One of the concerns often cited by those who fear opening up the economy too soon is the impact of asymptomatic carriers on the rest of the population. Are those who are completely unaware they’ve been infected with COVID-19 able to spread the disease?
Earlier this month, the National Institutes of Health (NIH) published the results of a study of 455 people, identified through contact tracing, who had some degree of contact with one asymptomatic carrier. (The full study can be viewed here.)
A 22-year-old woman with a medical history of congenital heart disease (CHD) had suffered from shortness of breath for 16 years. For a month, her shortness of breath had been worse than usual and she went to the emergency room of a Guangdong hospital on January 13. “The accompanied symptom was chest distress, without cough, sputum production and fever. Apart from CHD, she had no other diseases and had no smoking habit. Her temperature was normal, and laboratory measurements showed no apparent abnormalities. Echocardiography displayed atrial septal defect and severe pulmonary hypertension. The diagnosis was congenital heart disease, atrial septal defect and pulmonary hypertension.”

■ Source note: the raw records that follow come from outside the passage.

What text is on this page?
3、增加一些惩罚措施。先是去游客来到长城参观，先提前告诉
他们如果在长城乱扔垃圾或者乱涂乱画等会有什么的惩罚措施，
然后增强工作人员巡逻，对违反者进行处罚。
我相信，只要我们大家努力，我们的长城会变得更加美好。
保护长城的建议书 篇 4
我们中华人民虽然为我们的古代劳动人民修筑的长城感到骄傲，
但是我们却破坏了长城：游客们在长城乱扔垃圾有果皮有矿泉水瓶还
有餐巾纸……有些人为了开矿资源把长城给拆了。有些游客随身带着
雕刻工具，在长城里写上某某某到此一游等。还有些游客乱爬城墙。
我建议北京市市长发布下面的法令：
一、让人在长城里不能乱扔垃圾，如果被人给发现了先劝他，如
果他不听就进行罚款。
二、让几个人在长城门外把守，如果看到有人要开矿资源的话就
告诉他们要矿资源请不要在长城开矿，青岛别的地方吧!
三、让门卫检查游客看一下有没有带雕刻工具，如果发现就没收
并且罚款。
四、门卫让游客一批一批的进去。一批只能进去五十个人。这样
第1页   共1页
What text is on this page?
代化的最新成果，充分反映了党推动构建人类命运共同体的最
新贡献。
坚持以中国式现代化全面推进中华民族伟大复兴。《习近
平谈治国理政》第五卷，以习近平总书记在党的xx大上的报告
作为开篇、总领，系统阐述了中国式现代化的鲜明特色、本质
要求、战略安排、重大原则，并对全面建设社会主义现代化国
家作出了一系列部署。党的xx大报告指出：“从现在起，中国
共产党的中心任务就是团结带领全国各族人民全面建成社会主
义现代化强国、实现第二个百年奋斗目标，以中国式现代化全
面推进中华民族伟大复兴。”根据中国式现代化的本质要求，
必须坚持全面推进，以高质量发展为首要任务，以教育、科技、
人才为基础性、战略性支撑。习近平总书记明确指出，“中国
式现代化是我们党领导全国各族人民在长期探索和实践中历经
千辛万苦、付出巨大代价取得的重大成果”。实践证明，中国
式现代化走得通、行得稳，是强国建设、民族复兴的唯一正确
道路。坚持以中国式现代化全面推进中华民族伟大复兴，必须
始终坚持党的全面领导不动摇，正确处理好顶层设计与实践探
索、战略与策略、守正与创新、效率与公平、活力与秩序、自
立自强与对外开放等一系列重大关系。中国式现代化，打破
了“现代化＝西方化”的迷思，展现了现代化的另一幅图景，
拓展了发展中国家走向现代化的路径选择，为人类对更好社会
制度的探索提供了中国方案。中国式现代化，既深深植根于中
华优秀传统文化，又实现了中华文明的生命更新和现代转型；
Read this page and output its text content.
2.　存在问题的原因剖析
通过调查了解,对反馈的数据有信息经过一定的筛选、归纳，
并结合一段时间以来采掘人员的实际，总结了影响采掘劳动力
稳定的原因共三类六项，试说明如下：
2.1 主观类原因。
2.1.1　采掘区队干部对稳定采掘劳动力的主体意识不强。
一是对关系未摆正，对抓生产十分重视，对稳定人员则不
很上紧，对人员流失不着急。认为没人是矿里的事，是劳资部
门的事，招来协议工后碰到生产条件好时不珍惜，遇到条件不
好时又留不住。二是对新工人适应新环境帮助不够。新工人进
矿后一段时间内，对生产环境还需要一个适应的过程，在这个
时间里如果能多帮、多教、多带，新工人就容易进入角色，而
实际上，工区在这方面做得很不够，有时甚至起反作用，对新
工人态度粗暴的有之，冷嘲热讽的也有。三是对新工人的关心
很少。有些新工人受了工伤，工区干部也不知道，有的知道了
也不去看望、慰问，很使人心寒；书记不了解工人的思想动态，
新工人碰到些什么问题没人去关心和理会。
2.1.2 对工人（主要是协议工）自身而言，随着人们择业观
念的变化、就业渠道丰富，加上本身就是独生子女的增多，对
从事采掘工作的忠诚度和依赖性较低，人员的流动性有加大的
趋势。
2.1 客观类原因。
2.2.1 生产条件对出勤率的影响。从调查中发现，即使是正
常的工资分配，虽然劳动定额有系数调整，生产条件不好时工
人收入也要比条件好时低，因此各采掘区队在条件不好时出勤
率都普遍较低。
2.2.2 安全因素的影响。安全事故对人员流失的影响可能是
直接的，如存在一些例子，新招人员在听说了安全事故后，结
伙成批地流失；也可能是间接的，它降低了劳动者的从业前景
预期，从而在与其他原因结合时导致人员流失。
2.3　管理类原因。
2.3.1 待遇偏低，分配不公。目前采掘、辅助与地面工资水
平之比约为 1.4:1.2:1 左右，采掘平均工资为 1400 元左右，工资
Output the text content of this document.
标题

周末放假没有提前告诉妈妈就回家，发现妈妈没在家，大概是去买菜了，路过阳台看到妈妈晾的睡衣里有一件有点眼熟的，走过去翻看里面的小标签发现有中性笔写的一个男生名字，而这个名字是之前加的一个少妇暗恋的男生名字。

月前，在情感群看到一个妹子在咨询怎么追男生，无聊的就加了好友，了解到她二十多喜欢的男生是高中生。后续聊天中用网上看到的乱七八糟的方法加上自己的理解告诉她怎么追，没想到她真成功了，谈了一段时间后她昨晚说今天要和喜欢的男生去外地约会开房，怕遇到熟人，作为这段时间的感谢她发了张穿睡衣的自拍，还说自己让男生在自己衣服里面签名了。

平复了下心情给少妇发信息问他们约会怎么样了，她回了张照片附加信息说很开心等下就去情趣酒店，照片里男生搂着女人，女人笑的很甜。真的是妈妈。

This young woman was treated and within three days, her condition had improved and she was transferred to the emergency department observation unit (EDOU). During a February 11 examination, she tested positive for COVID-19 and was immediately admitted to the quarantine ward in the infectious diseases department.
Notably, in isolation, she did not experience any symptoms typically associated with COVID-19.
She had no idea how or when she had become infected. By then, she had interacted with 455 individuals. Medical information about these contacts was gathered and a study was conducted.
They were divided into three groups: 35 patients, 196 family members and 224 hospital staffs. We extracted their epidemiological information, clinical records, auxiliary examination results and therapeutic schedules.
Results: The median contact time for patients was four days and that for family members was five days. Cardiovascular disease accounted for 25% among original diseases of patients. Apart from hospital staffs, both patients and family members were isolated medically. During the quarantine, seven patients plus one family member appeared new respiratory symptoms, where fever was the most common one. The blood counts in most contacts were within a normal range. All CT images showed no sign of COVID-19 infection. No severe acute respiratory syndrome coronavirus 2 (SARS-CoV-2) infections was detected in 455 contacts by nucleic acid test.
Conclusion: In summary, all the 455 contacts were excluded from SARS-CoV-2 infection and we conclude that the infectivity of some asymptomatic SARS-CoV-2 carriers might be weak.
This, of course, is good news.
On the other hand, in an earlier article, the NIH presents the case of an asymptomatic carrier whom they believe did transmit COVID to others. They cite a man who was released from a Chinese prison on February 25. He was told to self-quarantine for 14 days because a prison officer was confirmed to have COVID‐19 infection on February 14. He failed to do so and his brother, with whom he had spent time with early on became infected. The former prisoner, who had exhibited no symptoms of the virus, tested positive. Now, obviously the brother may have contracted COVID-19 from another source, but the extended periods of time the two spent together make it more likely he had picked it up from his asymptomatic brother.
The NIH also documents cases where those living with people who later learned they’d had COVID had not become infected as well as cases where one or more members of a household became infected while another did not.
So what does all of this prove? My unscientific take is that asymptomatic carriers are considerably less likely to pass on the disease than those who exhibit symptoms.
The NIH’s conclusion? “COVID‐19 transmission through asymptomatic carriers is a challenge to containment.” Decisive as always.